Forse la morte richiederebbe più attenzione, più tatto, più leggi che la rendano meno dolorosa? E allora chi siamo noi per assistere a questa scena? Sentiamo di avere questo diritto perché abbiamo pagato un biglietto?
O, al contrario, il problema è che ci siamo dimenticati che la morte fa naturalmente parte della vita e quindi si iscrive in un quadro di quotidianità, anche banali, senza che questo implichi una qualche forma di immoralità? Forse è solo la morte a essere banale come tanti altri momenti delle nostre esistenze, accompagnati da racconti superflui e comportamenti di facciata?

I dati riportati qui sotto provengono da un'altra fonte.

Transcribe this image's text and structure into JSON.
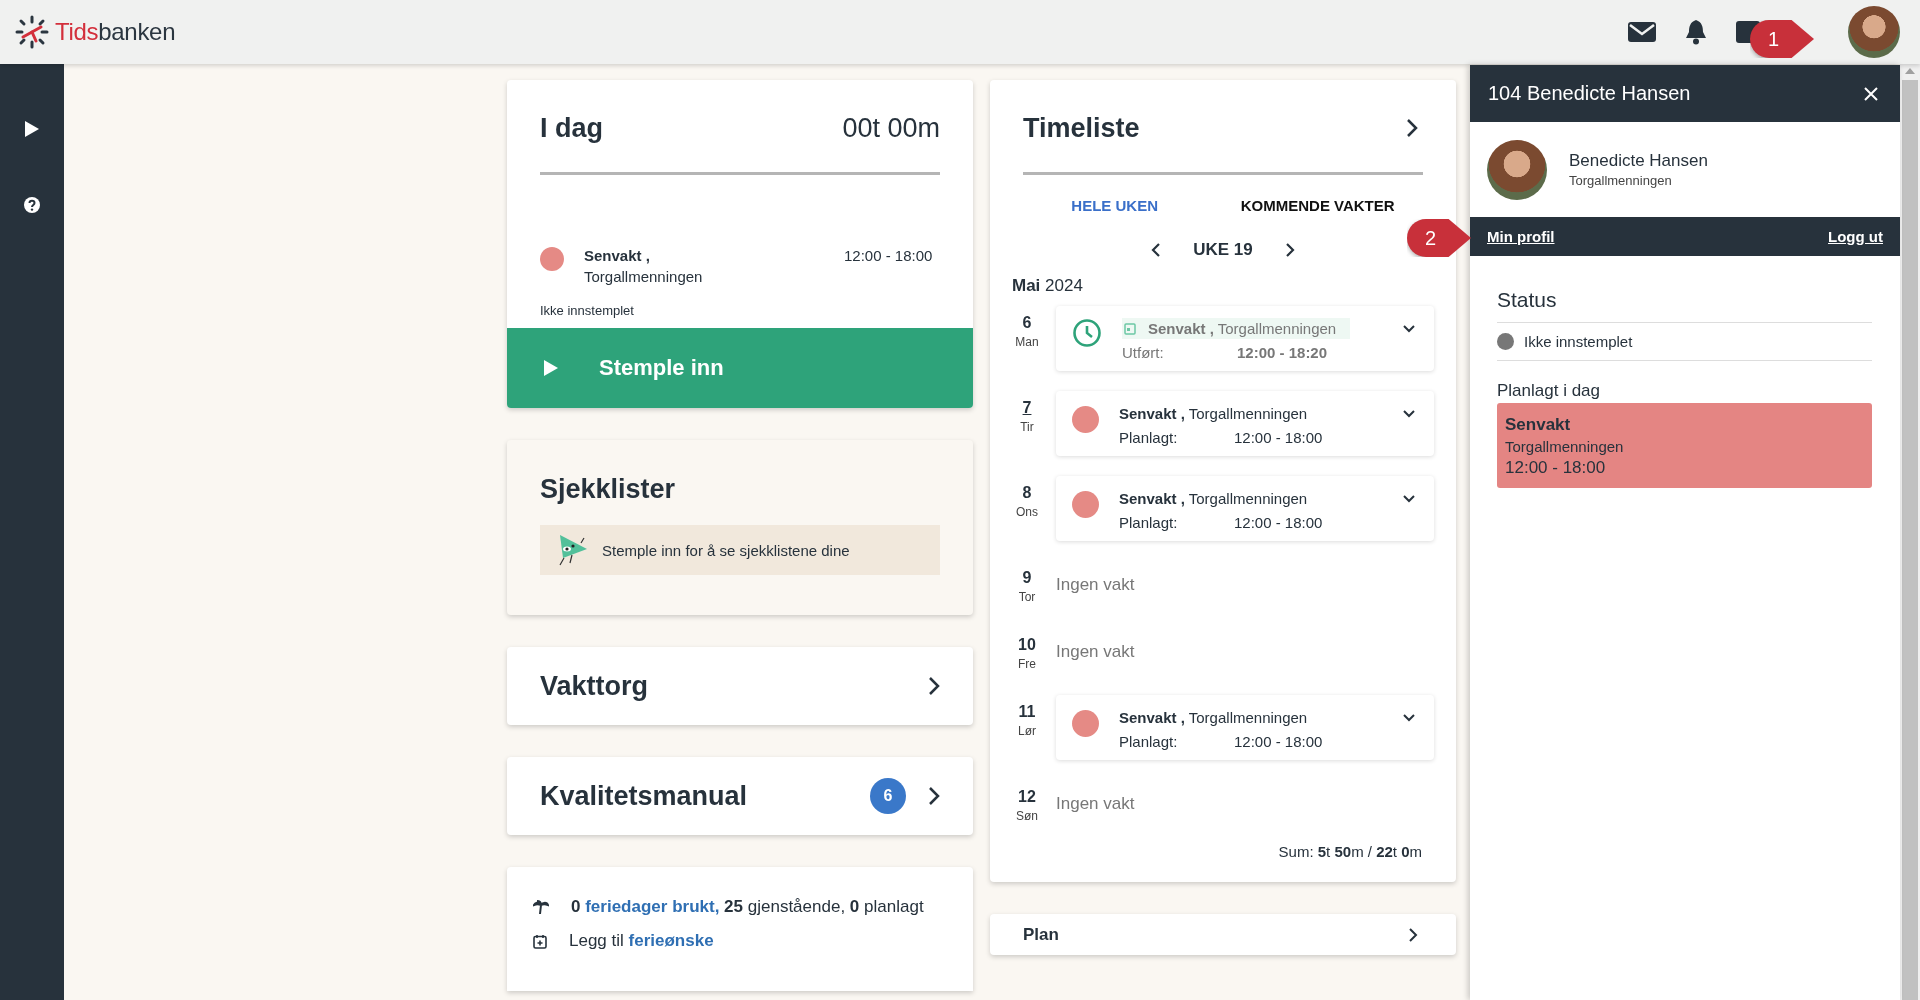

Al di là di questi interrogativi che si rivolgono anzitutto all’indagine sociologica e che rimandano al complesso rapporto che abbiamo con le immagini e con la morte, resta una domanda più amara: a che cosa serve, in questo caso, il teatro che sembra fare più che altro da contorno, senza aggiungere nulla all’immagine, accompagnando forse solo blandamente alla visione?
Che cosa me ne faccio io, spettatrice o spettatore, della rappresentazione di una dinamica di accudimento di un vecchio che sembra in fin di vita (ma forse non lo è davvero, anche se ha detto di avere una malattia terminale) e dei vari racconti sulla morte che sbiadiscono accanto all’immagine della morte stessa?

L’impressione è di essere di fronte a un processo che mira a prender di pancia chi guarda, perché davanti alla morte bisogna commuoversi per forza, anche se condita con una quotidianità così spudorata da apparire banale.
Grief and Beauty di Milo Rau vuole davvero essere uno spettacolo divisivo? O semplicemente ci pone nella stessa situazione che si presenta alla fine di alcuni funerali in cui tutti iniziano ad applaudire le bare e noi magari non condividiamo tanto il senso di questo gesto, ma tant’è lo facciamo lo stesso, per non essere inopportuni?